The CRDAMC phase of the program focuses on surgical and specialty rotations first and broad based internal, emergency, and family medicine at the end with all the difficult phase two exams and a culminating certification exam.
 
“For the last three months that you’re here, you’re going nose to the grindstone just going super hard, studying every single day trying to make sure that you are ready to pass that exam,” said Francis. 
 
The hospital faculty, the graduates’ families, and friends gathered for the ceremony and the graduates laughed about their memories of their journey of sleepless nights, the challenging cases, the bonds formed, and the countless lives they had already touched and that had touched theirs.
 
Guest speaker Lt. Col.
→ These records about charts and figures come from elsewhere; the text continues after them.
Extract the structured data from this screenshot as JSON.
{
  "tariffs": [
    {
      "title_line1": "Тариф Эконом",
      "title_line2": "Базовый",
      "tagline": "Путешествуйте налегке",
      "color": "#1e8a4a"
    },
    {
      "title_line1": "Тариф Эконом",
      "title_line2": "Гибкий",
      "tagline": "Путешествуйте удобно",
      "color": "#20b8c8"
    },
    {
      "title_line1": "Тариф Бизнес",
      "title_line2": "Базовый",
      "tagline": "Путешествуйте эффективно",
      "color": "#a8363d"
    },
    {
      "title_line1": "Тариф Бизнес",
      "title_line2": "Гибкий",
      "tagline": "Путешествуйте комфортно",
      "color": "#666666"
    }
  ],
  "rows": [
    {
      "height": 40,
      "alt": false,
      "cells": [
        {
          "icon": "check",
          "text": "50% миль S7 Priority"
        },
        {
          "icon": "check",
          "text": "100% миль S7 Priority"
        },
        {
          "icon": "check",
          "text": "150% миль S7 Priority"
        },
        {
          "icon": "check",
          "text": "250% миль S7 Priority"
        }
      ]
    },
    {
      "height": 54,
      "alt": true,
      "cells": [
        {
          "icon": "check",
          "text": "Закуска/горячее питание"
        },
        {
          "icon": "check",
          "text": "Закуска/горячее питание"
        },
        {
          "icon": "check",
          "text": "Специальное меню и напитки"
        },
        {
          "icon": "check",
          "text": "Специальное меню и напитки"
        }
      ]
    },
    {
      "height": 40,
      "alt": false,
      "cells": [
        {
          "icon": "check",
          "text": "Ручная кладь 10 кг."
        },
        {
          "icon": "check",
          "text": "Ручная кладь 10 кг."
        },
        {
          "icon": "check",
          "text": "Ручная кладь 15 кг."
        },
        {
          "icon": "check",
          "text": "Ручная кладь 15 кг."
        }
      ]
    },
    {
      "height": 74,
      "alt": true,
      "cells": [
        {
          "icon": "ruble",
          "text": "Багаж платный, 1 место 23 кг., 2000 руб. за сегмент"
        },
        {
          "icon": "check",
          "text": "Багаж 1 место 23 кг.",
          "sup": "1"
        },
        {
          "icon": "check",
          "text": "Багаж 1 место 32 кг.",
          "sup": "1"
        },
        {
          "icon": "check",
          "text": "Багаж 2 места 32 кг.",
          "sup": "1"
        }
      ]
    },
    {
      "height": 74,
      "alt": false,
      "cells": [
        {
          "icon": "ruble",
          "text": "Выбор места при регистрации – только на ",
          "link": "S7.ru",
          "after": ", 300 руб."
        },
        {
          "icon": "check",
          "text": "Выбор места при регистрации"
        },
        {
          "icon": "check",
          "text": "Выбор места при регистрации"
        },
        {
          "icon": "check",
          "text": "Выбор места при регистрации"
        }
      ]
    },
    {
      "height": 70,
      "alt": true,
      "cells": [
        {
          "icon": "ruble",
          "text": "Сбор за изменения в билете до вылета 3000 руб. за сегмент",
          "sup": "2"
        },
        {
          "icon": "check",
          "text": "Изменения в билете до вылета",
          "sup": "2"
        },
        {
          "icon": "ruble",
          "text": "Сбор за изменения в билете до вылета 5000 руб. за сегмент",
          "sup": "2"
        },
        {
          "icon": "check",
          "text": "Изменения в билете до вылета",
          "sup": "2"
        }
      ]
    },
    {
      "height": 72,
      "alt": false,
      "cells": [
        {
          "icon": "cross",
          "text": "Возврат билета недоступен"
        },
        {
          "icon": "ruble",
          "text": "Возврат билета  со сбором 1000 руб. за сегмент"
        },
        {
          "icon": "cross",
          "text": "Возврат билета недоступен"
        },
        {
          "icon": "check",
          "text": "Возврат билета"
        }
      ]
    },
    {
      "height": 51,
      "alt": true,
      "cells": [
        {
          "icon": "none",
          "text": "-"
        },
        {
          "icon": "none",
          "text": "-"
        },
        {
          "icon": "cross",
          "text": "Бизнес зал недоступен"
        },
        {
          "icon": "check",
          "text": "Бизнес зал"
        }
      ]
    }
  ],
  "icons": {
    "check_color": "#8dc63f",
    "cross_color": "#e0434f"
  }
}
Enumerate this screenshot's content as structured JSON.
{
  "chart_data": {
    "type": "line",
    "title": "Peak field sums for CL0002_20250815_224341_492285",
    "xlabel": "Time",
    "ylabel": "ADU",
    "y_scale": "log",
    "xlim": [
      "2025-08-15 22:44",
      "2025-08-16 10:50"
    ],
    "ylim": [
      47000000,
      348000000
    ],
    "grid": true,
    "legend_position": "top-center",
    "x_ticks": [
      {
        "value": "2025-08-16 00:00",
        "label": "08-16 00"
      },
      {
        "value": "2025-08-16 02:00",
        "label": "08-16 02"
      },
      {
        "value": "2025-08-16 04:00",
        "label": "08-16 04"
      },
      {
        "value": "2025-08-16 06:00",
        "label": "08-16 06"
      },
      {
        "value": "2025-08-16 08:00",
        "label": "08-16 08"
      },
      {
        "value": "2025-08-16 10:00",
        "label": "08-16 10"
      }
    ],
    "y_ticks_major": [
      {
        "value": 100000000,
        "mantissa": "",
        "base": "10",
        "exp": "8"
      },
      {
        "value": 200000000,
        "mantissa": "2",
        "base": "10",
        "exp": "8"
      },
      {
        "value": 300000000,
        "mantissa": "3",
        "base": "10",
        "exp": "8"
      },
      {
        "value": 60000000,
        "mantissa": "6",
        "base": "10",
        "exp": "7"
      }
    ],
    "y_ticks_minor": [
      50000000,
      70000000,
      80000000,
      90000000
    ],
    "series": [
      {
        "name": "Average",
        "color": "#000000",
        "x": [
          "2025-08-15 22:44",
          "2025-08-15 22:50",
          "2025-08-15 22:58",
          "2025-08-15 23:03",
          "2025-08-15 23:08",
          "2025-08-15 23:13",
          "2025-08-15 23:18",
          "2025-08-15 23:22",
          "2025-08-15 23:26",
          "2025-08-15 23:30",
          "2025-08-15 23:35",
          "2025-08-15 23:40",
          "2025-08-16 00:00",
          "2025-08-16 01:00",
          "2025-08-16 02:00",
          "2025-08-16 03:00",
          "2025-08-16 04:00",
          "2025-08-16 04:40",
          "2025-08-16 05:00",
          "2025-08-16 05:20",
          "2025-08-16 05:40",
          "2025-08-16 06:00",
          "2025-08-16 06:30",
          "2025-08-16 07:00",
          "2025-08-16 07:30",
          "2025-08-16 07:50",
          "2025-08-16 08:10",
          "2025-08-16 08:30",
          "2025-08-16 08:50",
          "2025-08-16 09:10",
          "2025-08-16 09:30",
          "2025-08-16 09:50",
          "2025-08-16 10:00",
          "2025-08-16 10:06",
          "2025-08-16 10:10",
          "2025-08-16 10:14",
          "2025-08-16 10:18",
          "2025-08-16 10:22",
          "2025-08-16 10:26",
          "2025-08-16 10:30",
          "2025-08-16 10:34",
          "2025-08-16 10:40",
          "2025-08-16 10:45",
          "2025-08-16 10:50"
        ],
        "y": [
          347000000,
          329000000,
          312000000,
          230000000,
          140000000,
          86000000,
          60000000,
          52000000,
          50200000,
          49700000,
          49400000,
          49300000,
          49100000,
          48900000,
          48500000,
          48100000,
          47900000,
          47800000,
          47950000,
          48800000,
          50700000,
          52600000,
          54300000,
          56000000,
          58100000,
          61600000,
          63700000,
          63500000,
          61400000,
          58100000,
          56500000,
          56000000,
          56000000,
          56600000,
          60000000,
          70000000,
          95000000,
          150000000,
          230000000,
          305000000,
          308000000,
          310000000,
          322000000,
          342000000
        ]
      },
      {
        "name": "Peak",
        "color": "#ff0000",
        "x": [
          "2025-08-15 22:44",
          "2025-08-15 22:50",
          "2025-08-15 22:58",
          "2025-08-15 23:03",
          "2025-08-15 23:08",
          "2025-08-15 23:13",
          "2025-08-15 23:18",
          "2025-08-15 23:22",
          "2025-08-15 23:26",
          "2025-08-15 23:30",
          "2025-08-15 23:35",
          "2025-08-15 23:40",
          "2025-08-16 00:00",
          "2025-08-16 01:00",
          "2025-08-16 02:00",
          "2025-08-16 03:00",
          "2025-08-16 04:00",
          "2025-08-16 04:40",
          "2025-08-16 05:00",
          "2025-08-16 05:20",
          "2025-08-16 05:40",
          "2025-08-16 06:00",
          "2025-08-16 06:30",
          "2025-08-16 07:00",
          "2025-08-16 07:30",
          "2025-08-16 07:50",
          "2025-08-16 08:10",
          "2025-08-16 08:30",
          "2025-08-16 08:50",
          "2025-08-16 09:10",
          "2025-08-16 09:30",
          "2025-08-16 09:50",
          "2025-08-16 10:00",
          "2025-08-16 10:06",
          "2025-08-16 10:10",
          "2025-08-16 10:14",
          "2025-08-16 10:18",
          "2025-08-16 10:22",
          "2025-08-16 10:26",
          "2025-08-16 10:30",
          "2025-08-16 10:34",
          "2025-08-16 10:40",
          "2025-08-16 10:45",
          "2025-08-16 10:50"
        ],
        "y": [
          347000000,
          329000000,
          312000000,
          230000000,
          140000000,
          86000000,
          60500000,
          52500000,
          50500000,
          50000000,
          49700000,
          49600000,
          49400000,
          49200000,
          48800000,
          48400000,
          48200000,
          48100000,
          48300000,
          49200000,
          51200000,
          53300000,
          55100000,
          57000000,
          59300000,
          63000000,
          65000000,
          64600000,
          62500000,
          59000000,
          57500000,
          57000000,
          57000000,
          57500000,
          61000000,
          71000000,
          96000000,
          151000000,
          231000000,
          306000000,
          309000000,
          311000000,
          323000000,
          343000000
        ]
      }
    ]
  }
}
Jerimiah Walker, program director, U.S. Army Baylor emergency medicine residency program, CRDAMC, told the graduates that in order to take care of multiple patients they would have to share the prize they received from IPAP.
 
 “The prize you got from IPAP was a world class medical education, one of the best physician assistant training programs nationwide,” said Walker. “You may not realize it now, because you’ve been surrounded by people who are phenomenally driven for the same ends that you are.”
 
Walker encouraged the graduates to teach, mentor and train the medics in the units they will go to and described them as another set of hands.
 
“If you train the medics in your unit, you go from having one pair of hands to having 30 or 40, and then when you’ve had that second patient, that fifth patient, that fortieth patient, every single one will be better because of the time and effort you spent training yourself now, continuing to train yourself in the future and sharing that knowledge and training with the people that you are responsible for teaching,” said Walker. “Share the prize.”
 
With these words resonating in their hearts, the graduates celebrated their achievements, knowing that their journey was just beginning. They were no longer students; they were physicians, ready to face the world with the knowledge, skills, and compassion they had cultivated.
 
“For anyone that’s ever considered a career in healthcare, this is a great opportunity,” said Francis.  “This program, although difficult and somewhat long, being 29 months, is a fantastic program and the education is second to none.”